Thursday, September 08, 2005

Bob Denver finally gets rescued from this mortal coil

Before it became popular to celebrate old sitcoms because of their simplicity and nostalgia value, before beer commercials were replaying the Ginger/Mary Ann debate, I understood that Giligan's Island was THE perfect sitcom.
Structurally, there is no escape. Why do characters stay together in sit-coms in spite of all the horrible things they do to each other? Because the writers insist they are "friends." We buy this because we want to believe there is some holy level of friendship in which all is forgiven. In real life, people move on. Not on Gilligan's Island, though. Nobody can leave. Better still, there is no reason for anyone to evolve. Characters are frozen solidly into the architypes they arrived on the Island with. Often this is true in real life. We are plunged into a new group, typed quickly, and we stick with those characteristics the new group has assigned us.

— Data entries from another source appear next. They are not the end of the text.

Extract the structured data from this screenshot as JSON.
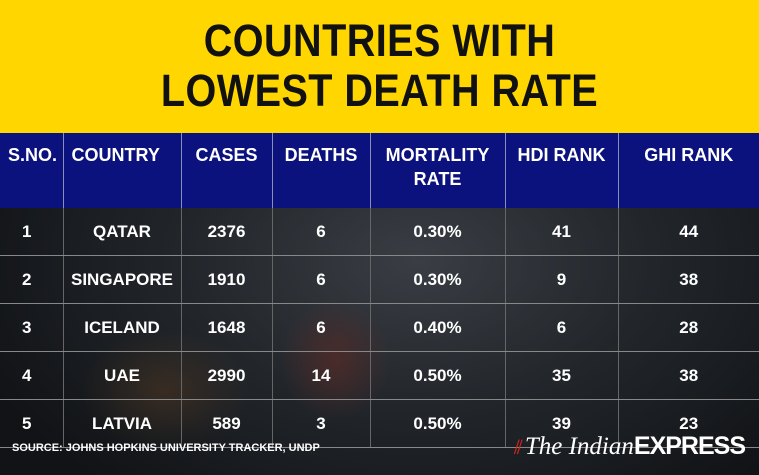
{
  "title": [
    "COUNTRIES WITH",
    "LOWEST DEATH RATE"
  ],
  "colors": {
    "title_bg": "#ffd600",
    "header_bg": "#0b117d"
  },
  "chart_data": {
    "type": "table",
    "title": "COUNTRIES WITH LOWEST DEATH RATE",
    "columns": [
      "S.NO.",
      "COUNTRY",
      "CASES",
      "DEATHS",
      "MORTALITY RATE",
      "HDI RANK",
      "GHI RANK"
    ],
    "rows": [
      [
        "1",
        "QATAR",
        "2376",
        "6",
        "0.30%",
        "41",
        "44"
      ],
      [
        "2",
        "SINGAPORE",
        "1910",
        "6",
        "0.30%",
        "9",
        "38"
      ],
      [
        "3",
        "ICELAND",
        "1648",
        "6",
        "0.40%",
        "6",
        "28"
      ],
      [
        "4",
        "UAE",
        "2990",
        "14",
        "0.50%",
        "35",
        "38"
      ],
      [
        "5",
        "LATVIA",
        "589",
        "3",
        "0.50%",
        "39",
        "23"
      ]
    ]
  },
  "footer": {
    "source": "SOURCE:  JOHNS HOPKINS UNIVERSITY TRACKER, UNDP",
    "logo_italic": "The Indian",
    "logo_bold": "EXPRESS"
  }
}
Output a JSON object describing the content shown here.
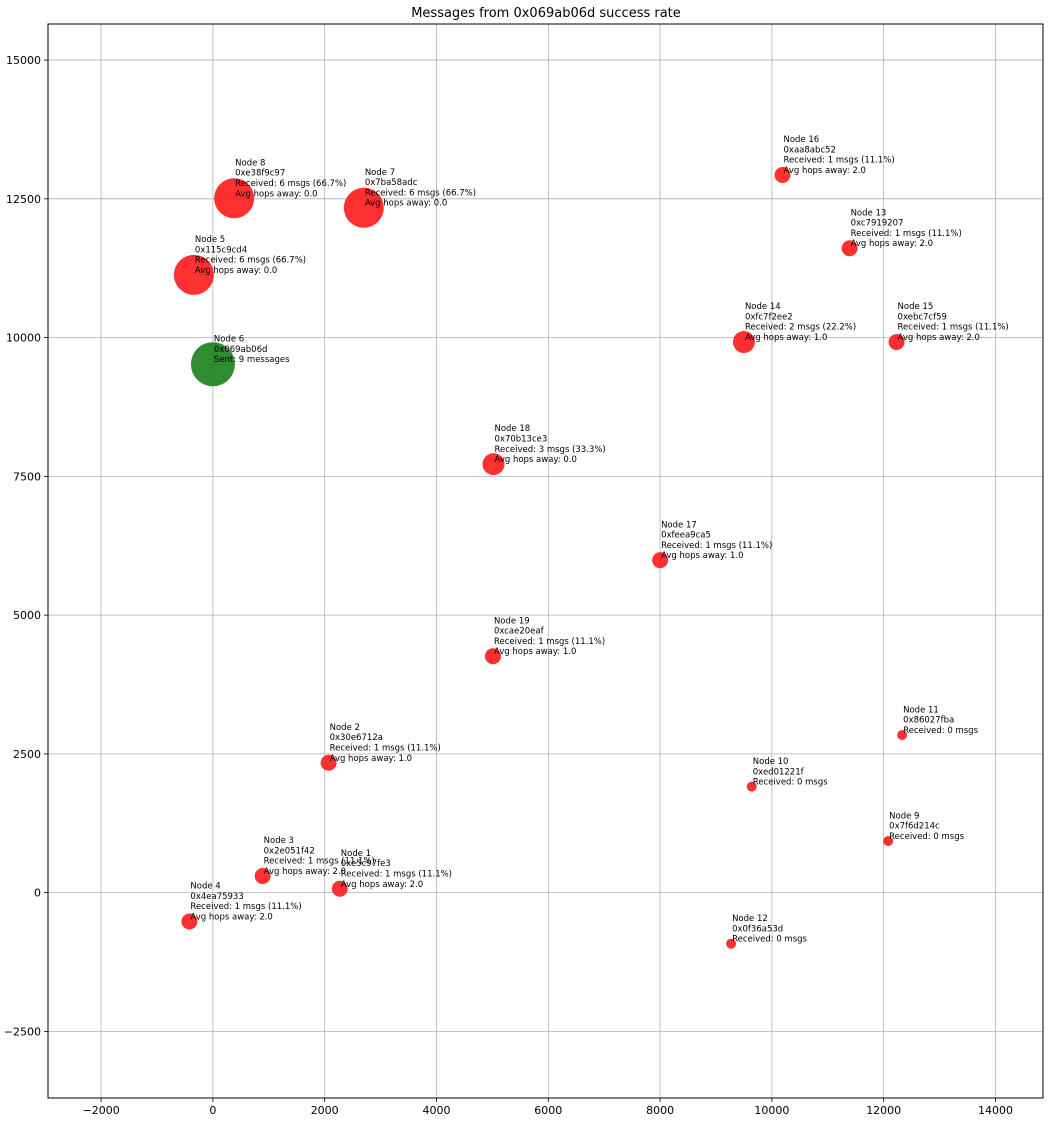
{
  "chart_data": {
    "type": "scatter",
    "title": "Messages from 0x069ab06d success rate",
    "xlabel": "",
    "ylabel": "",
    "xlim": [
      -2950,
      14850
    ],
    "ylim": [
      -3700,
      15650
    ],
    "x_ticks": [
      -2000,
      0,
      2000,
      4000,
      6000,
      8000,
      10000,
      12000,
      14000
    ],
    "x_tick_labels": [
      "−2000",
      "0",
      "2000",
      "4000",
      "6000",
      "8000",
      "10000",
      "12000",
      "14000"
    ],
    "y_ticks": [
      -2500,
      0,
      2500,
      5000,
      7500,
      10000,
      12500,
      15000
    ],
    "y_tick_labels": [
      "−2500",
      "0",
      "2500",
      "5000",
      "7500",
      "10000",
      "12500",
      "15000"
    ],
    "grid": true,
    "colors": {
      "sender": "#188018",
      "receiver": "#ff1a1a"
    },
    "points": [
      {
        "x": 0,
        "y": 9520,
        "size": 4,
        "role": "sender",
        "label": [
          "Node 6",
          "0x069ab06d",
          "Sent: 9 messages"
        ]
      },
      {
        "x": 2270,
        "y": 70,
        "size": 1,
        "role": "receiver",
        "label": [
          "Node 1",
          "0xe5c97fe3",
          "Received: 1 msgs (11.1%)",
          "Avg hops away: 2.0"
        ]
      },
      {
        "x": 2070,
        "y": 2340,
        "size": 1,
        "role": "receiver",
        "label": [
          "Node 2",
          "0x30e6712a",
          "Received: 1 msgs (11.1%)",
          "Avg hops away: 1.0"
        ]
      },
      {
        "x": 890,
        "y": 300,
        "size": 1,
        "role": "receiver",
        "label": [
          "Node 3",
          "0x2e051f42",
          "Received: 1 msgs (11.1%)",
          "Avg hops away: 2.0"
        ]
      },
      {
        "x": -420,
        "y": -520,
        "size": 1,
        "role": "receiver",
        "label": [
          "Node 4",
          "0x4ea75933",
          "Received: 1 msgs (11.1%)",
          "Avg hops away: 2.0"
        ]
      },
      {
        "x": -340,
        "y": 11130,
        "size": 3,
        "role": "receiver",
        "label": [
          "Node 5",
          "0x115c9cd4",
          "Received: 6 msgs (66.7%)",
          "Avg hops away: 0.0"
        ]
      },
      {
        "x": 2700,
        "y": 12340,
        "size": 3,
        "role": "receiver",
        "label": [
          "Node 7",
          "0x7ba58adc",
          "Received: 6 msgs (66.7%)",
          "Avg hops away: 0.0"
        ]
      },
      {
        "x": 380,
        "y": 12510,
        "size": 3,
        "role": "receiver",
        "label": [
          "Node 8",
          "0xe38f9c97",
          "Received: 6 msgs (66.7%)",
          "Avg hops away: 0.0"
        ]
      },
      {
        "x": 12080,
        "y": 930,
        "size": 0,
        "role": "receiver",
        "label": [
          "Node 9",
          "0x7f6d214c",
          "Received: 0 msgs"
        ]
      },
      {
        "x": 9640,
        "y": 1910,
        "size": 0,
        "role": "receiver",
        "label": [
          "Node 10",
          "0xed01221f",
          "Received: 0 msgs"
        ]
      },
      {
        "x": 12330,
        "y": 2840,
        "size": 0,
        "role": "receiver",
        "label": [
          "Node 11",
          "0x86027fba",
          "Received: 0 msgs"
        ]
      },
      {
        "x": 9270,
        "y": -920,
        "size": 0,
        "role": "receiver",
        "label": [
          "Node 12",
          "0x0f36a53d",
          "Received: 0 msgs"
        ]
      },
      {
        "x": 11390,
        "y": 11610,
        "size": 1,
        "role": "receiver",
        "label": [
          "Node 13",
          "0xc7919207",
          "Received: 1 msgs (11.1%)",
          "Avg hops away: 2.0"
        ]
      },
      {
        "x": 9500,
        "y": 9920,
        "size": 2,
        "role": "receiver",
        "label": [
          "Node 14",
          "0xfc7f2ee2",
          "Received: 2 msgs (22.2%)",
          "Avg hops away: 1.0"
        ]
      },
      {
        "x": 12230,
        "y": 9920,
        "size": 1,
        "role": "receiver",
        "label": [
          "Node 15",
          "0xebc7cf59",
          "Received: 1 msgs (11.1%)",
          "Avg hops away: 2.0"
        ]
      },
      {
        "x": 10190,
        "y": 12930,
        "size": 1,
        "role": "receiver",
        "label": [
          "Node 16",
          "0xaa8abc52",
          "Received: 1 msgs (11.1%)",
          "Avg hops away: 2.0"
        ]
      },
      {
        "x": 8000,
        "y": 5990,
        "size": 1,
        "role": "receiver",
        "label": [
          "Node 17",
          "0xfeea9ca5",
          "Received: 1 msgs (11.1%)",
          "Avg hops away: 1.0"
        ]
      },
      {
        "x": 5020,
        "y": 7720,
        "size": 2,
        "role": "receiver",
        "label": [
          "Node 18",
          "0x70b13ce3",
          "Received: 3 msgs (33.3%)",
          "Avg hops away: 0.0"
        ]
      },
      {
        "x": 5010,
        "y": 4260,
        "size": 1,
        "role": "receiver",
        "label": [
          "Node 19",
          "0xcae20eaf",
          "Received: 1 msgs (11.1%)",
          "Avg hops away: 1.0"
        ]
      }
    ]
  }
}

Also, failure is programmed in. The narrative arc of every episode is an absolute, uncomprimising attempt to escape the island. Which, in every single case, fails. There are no intermediate goals which, if achieved, would cause the show to move forward. Nobody gets promoted, pregnant, married, moves to California, or runs into the ex. It's impossible. So, from show to show, everything stays the same.
I can't really say how good or bad an actor Bob Denver really is. I don't know if I've ever seen Dobie Gillis, and can't remember him in anything else. But he was, completely and totally, Gilligan. A perfect character on the perfect sitcom.